The novel is structured as alternating personal-journal-like chapters that record one year in these two characters’ lives. We hear first from Daniel and then from Julian as the book switches from one man’s intimate revelations to the other’s. The novel tacks between two competing perspectives. We listen in on Daniel’s thoughts and feelings, and then we overhear Julian as he recounts things that Daniel had not noticed or has neglected to share with us. In this way, the book is premised on the idea of co-authorship and collaboration, and we are made to consider what it might mean to tell all or to leave some things unsaid. The co-writing stems from a complex relationship between the two men, and the book’s format allows Henry to explore the complexity of differing viewpoints.
The Julian Calendar is a love story, but not in the way that readers might expect. Daniel and Julian both spend a year detailing their feelings, and they clearly love each other, but both to themselves and to others in the novel – namely, Daniel’s new girlfriend and her family – the love between the two men is not easily acknowledged nor accepted. The book uncannily makes the relatively recent past, 1992, feel like terra incognita. It is difficult to recall how different it all was then – how being gay was something that was not easily talked about in some circles, and how some people genuinely feared those who were gay. Henry probes the layers of assumptions and feelings attendant on sexuality in those years. He manages to make 1992 seem like a nearly foreign place – a place where a gay man befriending a straight man was almost unthinkable.
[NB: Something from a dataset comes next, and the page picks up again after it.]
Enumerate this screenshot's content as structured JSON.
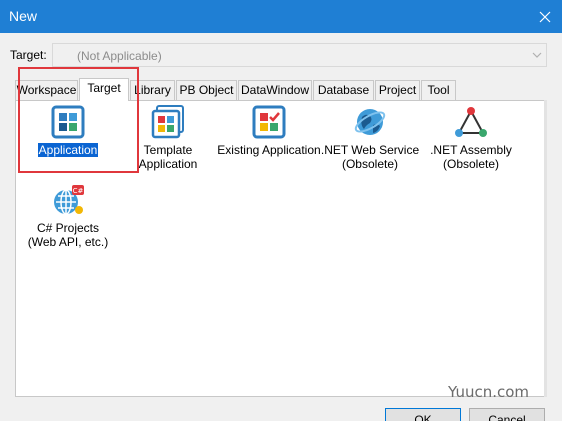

Indeed, the book’s title gestures at this notion of another time. As Daniel explains to Julian, the Julian calendar represented Julius Caesar’s reform and realignment of the Roman calendar. Caesar, in effect, codified time, aligning his calendar with the sun, rather than with sublunary politicking. Over the course of the one year of this novel, rather than abiding by their own and others’ assumptions and biding their time, Daniel and Julian find themselves creating a new space and time – one that will recognise the seemingly uncategorisable feelings they have for each other.
Daniel and Julian spend much of the novel working to clarify what their profound connection means both to themselves and to others. As Julian shares upon his return from a trip to New Zealand with Daniel and Daniel’s girlfriend:
Much has been given to me since my return. What will Daniel give to me? What can he give to me? And what is it that I want from him? I have asked that final question of myself so often, and recently I have wondered if “passionate friendship” does not fit the desire. But is it not a mutually exclusive term?
Passionate friendship is indeed an apt descriptor for what Daniel and Julian share over the course of their recorded year. Rather than cancelling each other out, these two ideas yoked together comprise the mystery and the appeal of this story of love redefined and reimagined.
Maggie Trapp is a writer and a teacher living in Wellington.